Num segundo ele está de volta a um passo de distância de mim. Ali do lado de fora havia o movimento da rua, dos pontos comerciais da área, mas tê-lo tão próximo me fez sentir estar numa bolha de novo com ele. E nela, uma expectativa tremenda veio.

– Mi...

– Oi?

– Isso realmente te machuca? Minhas desculpas? Seja sincera.

Não nego, aquilo mexia com tanta mágoa antiga minha. Contudo, havia uma voz dentro de mim que pulava quando esses obstáculos se levantavam de novo, uma voz que dizia que eu seria melhor e precisava ser essa pessoa íntegra. A verdade podia machucar, mas a mentira... ela poderia rasgar. Não importava mais se iria doer, era preciso botar essa resposta para fora e assim eu faço.

– Me machuca ter que desculpar sempre e por coisas que sei que vai fazer de novo.

– Eu nunca quis te machucar. Mas eu machuquei. Prometo que vou dar um jeito nisso, prometo, Lena.

– Tudo b...

– Não, não tudo bem. Isso não tá bem. Eu não me sinto bem. E eu quero mudar isso. Mereci esse chega-pra-lá.

Murilo buzina de novo.

– Tenho que ir, Gui. Sinto muito pelo apê e por seu pai.
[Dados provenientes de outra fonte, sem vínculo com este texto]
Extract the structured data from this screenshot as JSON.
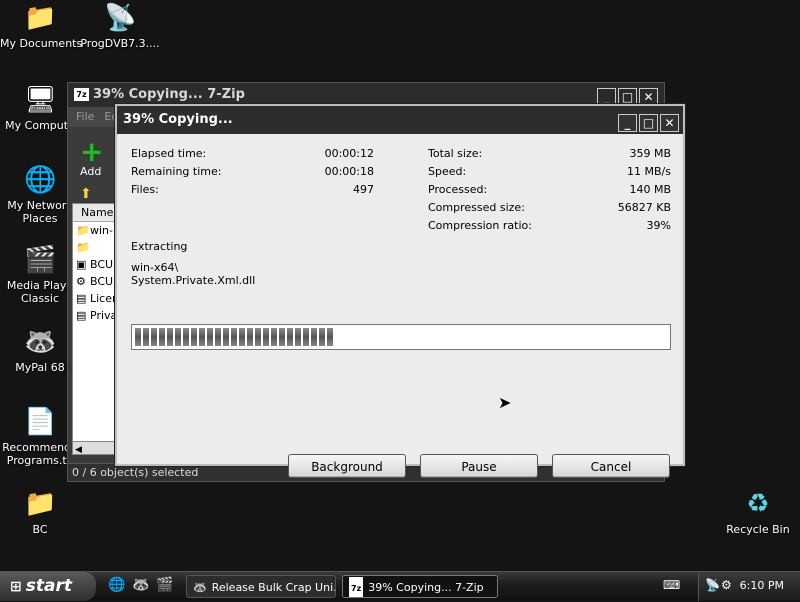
{
  "desktop": {
    "icons": [
      {
        "name": "my-documents",
        "label": "My Documents",
        "glyph": "📁"
      },
      {
        "name": "progdvb",
        "label": "ProgDVB7.3....",
        "glyph": "📡"
      },
      {
        "name": "my-computer",
        "label": "My Compute",
        "glyph": "🖥"
      },
      {
        "name": "my-network-places",
        "label": "My Network Places",
        "glyph": "🌐"
      },
      {
        "name": "media-player-classic",
        "label": "Media Playe Classic",
        "glyph": "🎬"
      },
      {
        "name": "mypal",
        "label": "MyPal 68",
        "glyph": "🦝"
      },
      {
        "name": "recommended-programs",
        "label": "Recommende Programs.tx",
        "glyph": "📄"
      },
      {
        "name": "bc-folder",
        "label": "BC",
        "glyph": "📁"
      },
      {
        "name": "recycle-bin",
        "label": "Recycle Bin",
        "glyph": "♻"
      }
    ]
  },
  "bg_window": {
    "title": "39% Copying... 7-Zip",
    "menu": [
      "File",
      "Ec"
    ],
    "add_label": "Add",
    "column_name": "Name",
    "rows": [
      "win-",
      "",
      "BCU",
      "BCU",
      "Licer",
      "Priva"
    ],
    "status": "0 / 6 object(s) selected"
  },
  "dialog": {
    "title": "39% Copying...",
    "left_stats": [
      {
        "label": "Elapsed time:",
        "value": "00:00:12"
      },
      {
        "label": "Remaining time:",
        "value": "00:00:18"
      },
      {
        "label": "Files:",
        "value": "497"
      }
    ],
    "right_stats": [
      {
        "label": "Total size:",
        "value": "359 MB"
      },
      {
        "label": "Speed:",
        "value": "11 MB/s"
      },
      {
        "label": "Processed:",
        "value": "140 MB"
      },
      {
        "label": "Compressed size:",
        "value": "56827 KB"
      },
      {
        "label": "Compression ratio:",
        "value": "39%"
      }
    ],
    "operation": "Extracting",
    "path_line1": "win-x64\\",
    "path_line2": "System.Private.Xml.dll",
    "progress": 0.39,
    "buttons": {
      "background": "Background",
      "pause": "Pause",
      "cancel": "Cancel"
    }
  },
  "taskbar": {
    "start_label": "start",
    "tasks": [
      {
        "label": "Release Bulk Crap Uni...",
        "active": false
      },
      {
        "label": "39% Copying... 7-Zip",
        "active": true
      }
    ],
    "clock": "6:10 PM"
  },
  "colors": {
    "desktop_bg": "#141414",
    "dialog_bg": "#ececec",
    "add_icon": "#18c21a"
  }
}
No seu sorrisinho sem muito o que dizer, ele entende que eu sentia muito mesmo. Quando dessa vez ele responde “obrigado”, vejo em seus olhos que não era pelo apartamento ou por seu pai. Era por tudo.

Em mim, aquela sementinha começava a brilhar por esperança. E o que vejo nele, enquanto novamente me despeço e sigo caminho com meu irmão, a sementinha brilhava por um pouco de confiança.

Mas eu ainda iria matar a Roberta por aquela droga de música que não me saía do pensamento!